The Central Regional Police Criminal Investigative Department (CID) has taken the weapon allegedly fired by the Minister for Special Development Initiatives, Mavis Hawa Koomson, at Kasoa last week.

The pistol fired by Hawa Koomson, who doubles as Member of Parliament (MP) for the Awutu Senya East Constituency, has been taken as part of exhibits in the matter, according to DSP Irene Serwaah Oppong, Central Regional Police Public Relations Officer (PRO).

DSP Oppong said the Regional Police Command retrieved the weapon and ammunition together with a licence covering the weapon and has handed over the docket to the CID Headquarters in Accra.

She also said that the minister was invited and a statement taken from her.

Polling Station Chaos

The firing of a weapon at a voters registration centre by the minister started another heated debate between the ruling New Patriotic Party (NPP) and the opposition National Democratic Congress (NDC).

Hawa Koomson later admitted that she fired the shot at the Steps to Christ registration centre and claimed it was in self-defence.

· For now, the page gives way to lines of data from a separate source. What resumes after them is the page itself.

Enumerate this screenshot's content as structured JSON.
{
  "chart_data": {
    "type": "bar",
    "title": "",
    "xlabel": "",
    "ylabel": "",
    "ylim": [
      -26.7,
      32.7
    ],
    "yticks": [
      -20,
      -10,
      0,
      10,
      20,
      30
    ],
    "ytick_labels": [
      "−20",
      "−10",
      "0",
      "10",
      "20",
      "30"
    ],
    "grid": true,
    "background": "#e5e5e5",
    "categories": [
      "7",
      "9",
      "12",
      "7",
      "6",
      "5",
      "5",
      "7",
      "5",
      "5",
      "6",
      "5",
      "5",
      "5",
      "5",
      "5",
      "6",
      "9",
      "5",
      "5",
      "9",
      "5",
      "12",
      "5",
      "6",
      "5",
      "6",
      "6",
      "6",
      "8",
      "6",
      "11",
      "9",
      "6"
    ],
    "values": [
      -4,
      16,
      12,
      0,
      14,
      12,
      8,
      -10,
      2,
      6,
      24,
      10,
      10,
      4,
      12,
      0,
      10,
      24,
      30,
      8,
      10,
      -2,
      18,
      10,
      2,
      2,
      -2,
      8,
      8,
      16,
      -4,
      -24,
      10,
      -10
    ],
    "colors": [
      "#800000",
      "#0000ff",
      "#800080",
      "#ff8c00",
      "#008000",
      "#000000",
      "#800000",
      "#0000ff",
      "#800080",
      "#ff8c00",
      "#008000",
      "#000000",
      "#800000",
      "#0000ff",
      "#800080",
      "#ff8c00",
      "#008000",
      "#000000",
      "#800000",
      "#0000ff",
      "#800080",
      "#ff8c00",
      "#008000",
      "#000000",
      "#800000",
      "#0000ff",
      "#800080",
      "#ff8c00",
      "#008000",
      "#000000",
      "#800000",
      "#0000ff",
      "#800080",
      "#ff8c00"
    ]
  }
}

Her admission comes on the heels of the story about the firing of shots at the registration and subsequent arrest of four persons in connection with the incident by the police.

Chaos Galore

Fifteen persons were reported to have descended upon the registration with the intention of stopping the process which they succeeded in doing anyway because the Electoral Commission (EC) engaged in the exercise stopped work and did not even oblige the request of the police to resume, saying they were awaiting directives from their regional office in Cape Coast.

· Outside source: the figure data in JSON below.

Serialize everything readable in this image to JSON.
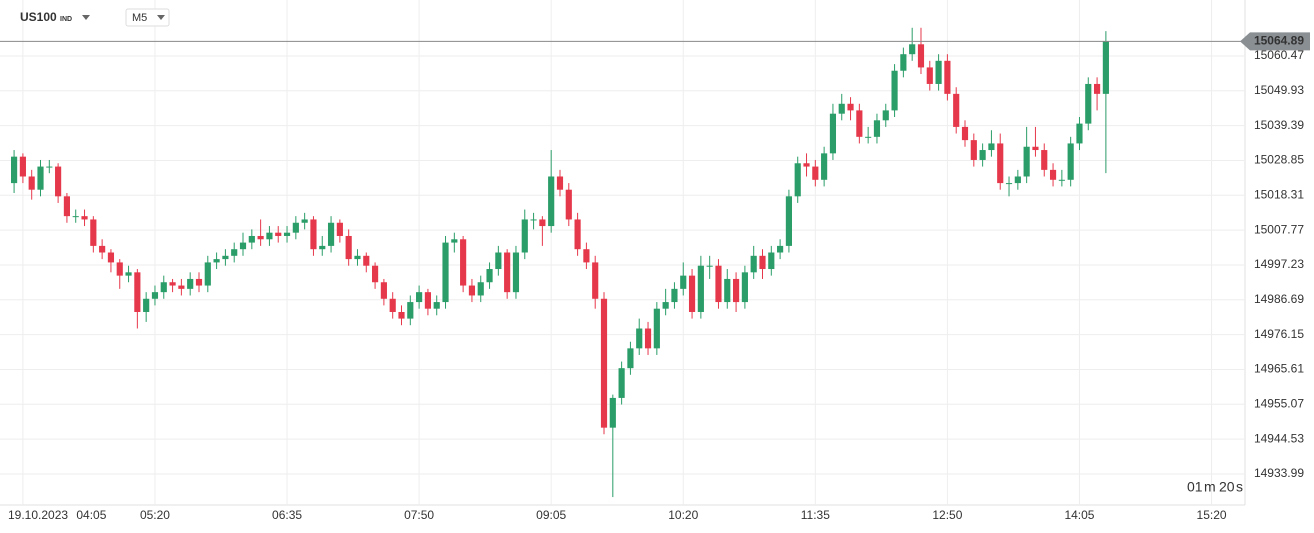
{
  "header": {
    "symbol": "US100",
    "symbol_type": "IND",
    "timeframe": "M5"
  },
  "countdown": {
    "minutes": "01",
    "m": "m",
    "seconds": "20",
    "s": "s"
  },
  "chart_data": {
    "type": "candlestick",
    "up_color": "#2a9d68",
    "down_color": "#e6384b",
    "grid": true,
    "date_label": "19.10.2023",
    "x": [
      240,
      245,
      250,
      255,
      260,
      265,
      270,
      275,
      280,
      285,
      290,
      295,
      300,
      305,
      310,
      315,
      320,
      325,
      330,
      335,
      340,
      345,
      350,
      355,
      360,
      365,
      370,
      375,
      380,
      385,
      390,
      395,
      400,
      405,
      410,
      415,
      420,
      425,
      430,
      435,
      440,
      445,
      450,
      455,
      460,
      465,
      470,
      475,
      480,
      485,
      490,
      495,
      500,
      505,
      510,
      515,
      520,
      525,
      530,
      535,
      540,
      545,
      550,
      555,
      560,
      565,
      570,
      575,
      580,
      585,
      590,
      595,
      600,
      605,
      610,
      615,
      620,
      625,
      630,
      635,
      640,
      645,
      650,
      655,
      660,
      665,
      670,
      675,
      680,
      685,
      690,
      695,
      700,
      705,
      710,
      715,
      720,
      725,
      730,
      735,
      740,
      745,
      750,
      755,
      760,
      765,
      770,
      775,
      780,
      785,
      790,
      795,
      800,
      805,
      810,
      815,
      820,
      825,
      830,
      835,
      840,
      845,
      850,
      855,
      860
    ],
    "candles": [
      [
        15022,
        15032,
        15019,
        15030
      ],
      [
        15030,
        15031,
        15022,
        15024
      ],
      [
        15024,
        15026,
        15017,
        15020
      ],
      [
        15020,
        15029,
        15018,
        15027
      ],
      [
        15027,
        15029,
        15025,
        15027
      ],
      [
        15027,
        15028,
        15016,
        15018
      ],
      [
        15018,
        15019,
        15010,
        15012
      ],
      [
        15012,
        15014,
        15010,
        15012
      ],
      [
        15012,
        15014,
        15009,
        15011
      ],
      [
        15011,
        15012,
        15001,
        15003
      ],
      [
        15003,
        15005,
        14999,
        15001
      ],
      [
        15001,
        15002,
        14995,
        14998
      ],
      [
        14998,
        14999,
        14990,
        14994
      ],
      [
        14994,
        14997,
        14992,
        14995
      ],
      [
        14995,
        14996,
        14978,
        14983
      ],
      [
        14983,
        14989,
        14980,
        14987
      ],
      [
        14987,
        14991,
        14985,
        14989
      ],
      [
        14989,
        14994,
        14987,
        14992
      ],
      [
        14992,
        14993,
        14989,
        14991
      ],
      [
        14991,
        14993,
        14988,
        14990
      ],
      [
        14990,
        14995,
        14988,
        14993
      ],
      [
        14993,
        14995,
        14989,
        14991
      ],
      [
        14991,
        15000,
        14989,
        14998
      ],
      [
        14998,
        15001,
        14996,
        14999
      ],
      [
        14999,
        15002,
        14997,
        15000
      ],
      [
        15000,
        15004,
        14998,
        15002
      ],
      [
        15002,
        15007,
        15000,
        15004
      ],
      [
        15004,
        15008,
        15002,
        15006
      ],
      [
        15006,
        15011,
        15003,
        15005
      ],
      [
        15005,
        15009,
        15003,
        15007
      ],
      [
        15007,
        15009,
        15004,
        15006
      ],
      [
        15006,
        15009,
        15004,
        15007
      ],
      [
        15007,
        15012,
        15005,
        15010
      ],
      [
        15010,
        15013,
        15008,
        15011
      ],
      [
        15011,
        15012,
        15000,
        15002
      ],
      [
        15002,
        15006,
        15000,
        15003
      ],
      [
        15003,
        15012,
        15001,
        15010
      ],
      [
        15010,
        15011,
        15004,
        15006
      ],
      [
        15006,
        15008,
        14997,
        14999
      ],
      [
        14999,
        15002,
        14997,
        15000
      ],
      [
        15000,
        15001,
        14995,
        14997
      ],
      [
        14997,
        14998,
        14990,
        14992
      ],
      [
        14992,
        14993,
        14985,
        14987
      ],
      [
        14987,
        14989,
        14981,
        14983
      ],
      [
        14983,
        14985,
        14979,
        14981
      ],
      [
        14981,
        14988,
        14979,
        14986
      ],
      [
        14986,
        14991,
        14984,
        14989
      ],
      [
        14989,
        14990,
        14982,
        14984
      ],
      [
        14984,
        14988,
        14982,
        14986
      ],
      [
        14986,
        15006,
        14984,
        15004
      ],
      [
        15004,
        15007,
        15001,
        15005
      ],
      [
        15005,
        15006,
        14989,
        14991
      ],
      [
        14991,
        14993,
        14986,
        14988
      ],
      [
        14988,
        14994,
        14986,
        14992
      ],
      [
        14992,
        14998,
        14990,
        14996
      ],
      [
        14996,
        15003,
        14994,
        15001
      ],
      [
        15001,
        15002,
        14987,
        14989
      ],
      [
        14989,
        15003,
        14987,
        15001
      ],
      [
        15001,
        15014,
        14999,
        15011
      ],
      [
        15011,
        15013,
        15008,
        15011
      ],
      [
        15011,
        15012,
        15003,
        15009
      ],
      [
        15009,
        15032,
        15007,
        15024
      ],
      [
        15024,
        15026,
        15018,
        15020
      ],
      [
        15020,
        15022,
        15009,
        15011
      ],
      [
        15011,
        15013,
        15000,
        15002
      ],
      [
        15002,
        15004,
        14996,
        14998
      ],
      [
        14998,
        15000,
        14984,
        14987
      ],
      [
        14987,
        14989,
        14946,
        14948
      ],
      [
        14948,
        14958,
        14927,
        14957
      ],
      [
        14957,
        14968,
        14955,
        14966
      ],
      [
        14966,
        14974,
        14964,
        14972
      ],
      [
        14972,
        14981,
        14970,
        14978
      ],
      [
        14978,
        14980,
        14970,
        14972
      ],
      [
        14972,
        14986,
        14970,
        14984
      ],
      [
        14984,
        14990,
        14982,
        14986
      ],
      [
        14986,
        14992,
        14984,
        14990
      ],
      [
        14990,
        14998,
        14988,
        14994
      ],
      [
        14994,
        14996,
        14981,
        14983
      ],
      [
        14983,
        15000,
        14981,
        14997
      ],
      [
        14997,
        15000,
        14993,
        14997
      ],
      [
        14997,
        14999,
        14984,
        14986
      ],
      [
        14986,
        14996,
        14984,
        14993
      ],
      [
        14993,
        14995,
        14983,
        14986
      ],
      [
        14986,
        14997,
        14984,
        14995
      ],
      [
        14995,
        15003,
        14993,
        15000
      ],
      [
        15000,
        15002,
        14993,
        14996
      ],
      [
        14996,
        15003,
        14994,
        15001
      ],
      [
        15001,
        15005,
        14999,
        15003
      ],
      [
        15003,
        15020,
        15001,
        15018
      ],
      [
        15018,
        15030,
        15016,
        15028
      ],
      [
        15028,
        15031,
        15024,
        15027
      ],
      [
        15027,
        15029,
        15021,
        15023
      ],
      [
        15023,
        15033,
        15021,
        15031
      ],
      [
        15031,
        15046,
        15029,
        15043
      ],
      [
        15043,
        15049,
        15041,
        15046
      ],
      [
        15046,
        15048,
        15041,
        15044
      ],
      [
        15044,
        15046,
        15034,
        15036
      ],
      [
        15036,
        15039,
        15034,
        15036
      ],
      [
        15036,
        15043,
        15034,
        15041
      ],
      [
        15041,
        15046,
        15039,
        15044
      ],
      [
        15044,
        15058,
        15042,
        15056
      ],
      [
        15056,
        15063,
        15054,
        15061
      ],
      [
        15061,
        15069,
        15059,
        15064
      ],
      [
        15064,
        15069,
        15055,
        15057
      ],
      [
        15057,
        15059,
        15050,
        15052
      ],
      [
        15052,
        15061,
        15050,
        15059
      ],
      [
        15059,
        15061,
        15047,
        15049
      ],
      [
        15049,
        15051,
        15037,
        15039
      ],
      [
        15039,
        15041,
        15033,
        15035
      ],
      [
        15035,
        15037,
        15027,
        15029
      ],
      [
        15029,
        15034,
        15027,
        15032
      ],
      [
        15032,
        15038,
        15030,
        15034
      ],
      [
        15034,
        15037,
        15020,
        15022
      ],
      [
        15022,
        15024,
        15018,
        15022
      ],
      [
        15022,
        15026,
        15020,
        15024
      ],
      [
        15024,
        15039,
        15022,
        15033
      ],
      [
        15033,
        15039,
        15030,
        15032
      ],
      [
        15032,
        15034,
        15024,
        15026
      ],
      [
        15026,
        15028,
        15021,
        15023
      ],
      [
        15023,
        15026,
        15021,
        15023
      ],
      [
        15023,
        15036,
        15021,
        15034
      ],
      [
        15034,
        15042,
        15032,
        15040
      ],
      [
        15040,
        15054,
        15038,
        15052
      ],
      [
        15052,
        15054,
        15044,
        15049
      ],
      [
        15049,
        15068,
        15025,
        15064.89
      ]
    ],
    "xlim": [
      232,
      939
    ],
    "xticks": [
      {
        "value": 245,
        "label": "04:05"
      },
      {
        "value": 320,
        "label": "05:20"
      },
      {
        "value": 395,
        "label": "06:35"
      },
      {
        "value": 470,
        "label": "07:50"
      },
      {
        "value": 545,
        "label": "09:05"
      },
      {
        "value": 620,
        "label": "10:20"
      },
      {
        "value": 695,
        "label": "11:35"
      },
      {
        "value": 770,
        "label": "12:50"
      },
      {
        "value": 845,
        "label": "14:05"
      },
      {
        "value": 920,
        "label": "15:20"
      }
    ],
    "ylim": [
      14924.6,
      15077.4
    ],
    "yticks": [
      15060.47,
      15049.93,
      15039.39,
      15028.85,
      15018.31,
      15007.77,
      14997.23,
      14986.69,
      14976.15,
      14965.61,
      14955.07,
      14944.53,
      14933.99
    ]
  }
}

The MP, nonetheless, said on radio that “none of my men had guns on them when we got to the centre. I fired the shots myself.”

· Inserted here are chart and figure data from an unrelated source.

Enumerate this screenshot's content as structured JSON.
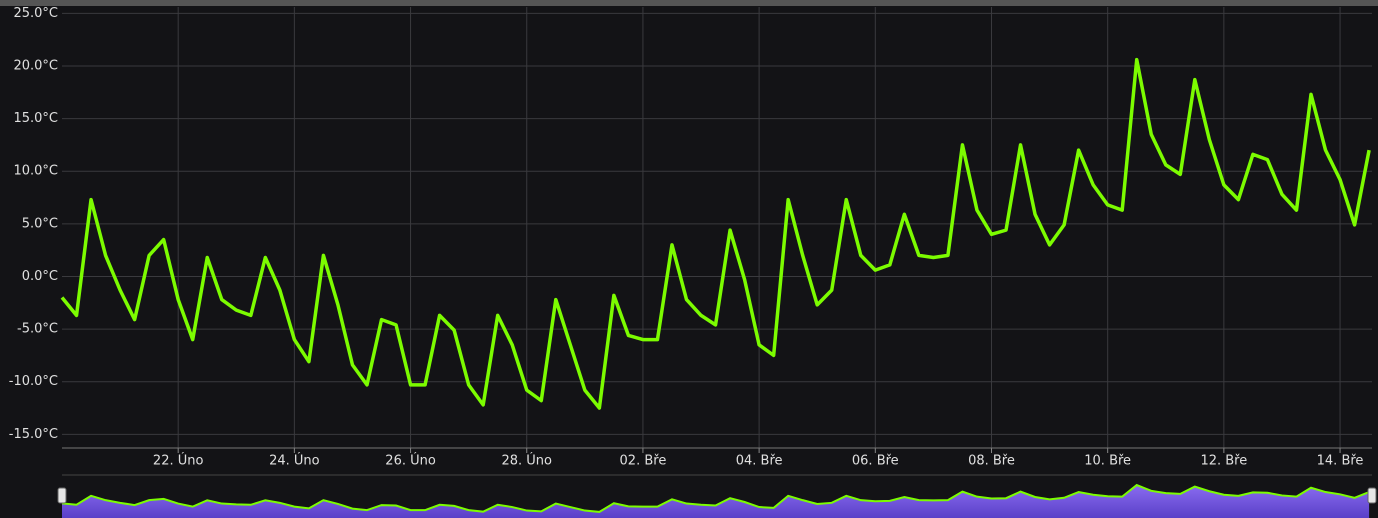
{
  "chart_data": {
    "type": "line",
    "color": "#7cfc00",
    "grid": true,
    "xlim": [
      20,
      42.55
    ],
    "ylim": [
      -16.3,
      25.6
    ],
    "xticks": [
      {
        "value": 22,
        "label": "22. Úno"
      },
      {
        "value": 24,
        "label": "24. Úno"
      },
      {
        "value": 26,
        "label": "26. Úno"
      },
      {
        "value": 28,
        "label": "28. Úno"
      },
      {
        "value": 30,
        "label": "02. Bře"
      },
      {
        "value": 32,
        "label": "04. Bře"
      },
      {
        "value": 34,
        "label": "06. Bře"
      },
      {
        "value": 36,
        "label": "08. Bře"
      },
      {
        "value": 38,
        "label": "10. Bře"
      },
      {
        "value": 40,
        "label": "12. Bře"
      },
      {
        "value": 42,
        "label": "14. Bře"
      }
    ],
    "yticks": [
      {
        "value": -15,
        "label": "-15.0°C"
      },
      {
        "value": -10,
        "label": "-10.0°C"
      },
      {
        "value": -5,
        "label": "-5.0°C"
      },
      {
        "value": 0,
        "label": "0.0°C"
      },
      {
        "value": 5,
        "label": "5.0°C"
      },
      {
        "value": 10,
        "label": "10.0°C"
      },
      {
        "value": 15,
        "label": "15.0°C"
      },
      {
        "value": 20,
        "label": "20.0°C"
      },
      {
        "value": 25,
        "label": "25.0°C"
      }
    ],
    "x": [
      20,
      20.25,
      20.5,
      20.75,
      21,
      21.25,
      21.5,
      21.75,
      22,
      22.25,
      22.5,
      22.75,
      23,
      23.25,
      23.5,
      23.75,
      24,
      24.25,
      24.5,
      24.75,
      25,
      25.25,
      25.5,
      25.75,
      26,
      26.25,
      26.5,
      26.75,
      27,
      27.25,
      27.5,
      27.75,
      28,
      28.25,
      28.5,
      28.75,
      29,
      29.25,
      29.5,
      29.75,
      30,
      30.25,
      30.5,
      30.75,
      31,
      31.25,
      31.5,
      31.75,
      32,
      32.25,
      32.5,
      32.75,
      33,
      33.25,
      33.5,
      33.75,
      34,
      34.25,
      34.5,
      34.75,
      35,
      35.25,
      35.5,
      35.75,
      36,
      36.25,
      36.5,
      36.75,
      37,
      37.25,
      37.5,
      37.75,
      38,
      38.25,
      38.5,
      38.75,
      39,
      39.25,
      39.5,
      39.75,
      40,
      40.25,
      40.5,
      40.75,
      41,
      41.25,
      41.5,
      41.75,
      42,
      42.25,
      42.5
    ],
    "values": [
      -2.0,
      -3.7,
      7.3,
      2.0,
      -1.3,
      -4.1,
      2.0,
      3.5,
      -2.2,
      -6.0,
      1.8,
      -2.2,
      -3.2,
      -3.7,
      1.8,
      -1.3,
      -6.0,
      -8.1,
      2.0,
      -2.7,
      -8.4,
      -10.3,
      -4.1,
      -4.6,
      -10.3,
      -10.3,
      -3.7,
      -5.1,
      -10.3,
      -12.2,
      -3.7,
      -6.5,
      -10.8,
      -11.8,
      -2.2,
      -6.5,
      -10.8,
      -12.5,
      -1.8,
      -5.6,
      -6.0,
      -6.0,
      3.0,
      -2.2,
      -3.7,
      -4.6,
      4.4,
      -0.3,
      -6.5,
      -7.5,
      7.3,
      2.0,
      -2.7,
      -1.3,
      7.3,
      2.0,
      0.6,
      1.1,
      5.9,
      2.0,
      1.8,
      2.0,
      12.5,
      6.3,
      4.0,
      4.4,
      12.5,
      5.9,
      3.0,
      4.9,
      12.0,
      8.7,
      6.8,
      6.3,
      20.6,
      13.5,
      10.6,
      9.7,
      18.7,
      13.0,
      8.7,
      7.3,
      11.6,
      11.1,
      7.8,
      6.3,
      17.3,
      12.0,
      9.2,
      4.9,
      12.0
    ]
  }
}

She had said she had no police escort and so had to protect herself when some opposition elements tried to charge on her.

Her movement to the location, she went on, was because she heard that her opponent, the NDC’s candidate Naa Koryor Okunor, had bused her supporters to the place, a claim corroborated by the NPP in the constituency.

“I’m a Member of Parliament; I need to protect myself. It was at dawn, and my police escort had not started work yet. So that is a mechanism I have adopted in his absence,” she said.

NDC Denial

Naa Okunor, on her part, accused her NPP counterpart of being responsible for the confusion.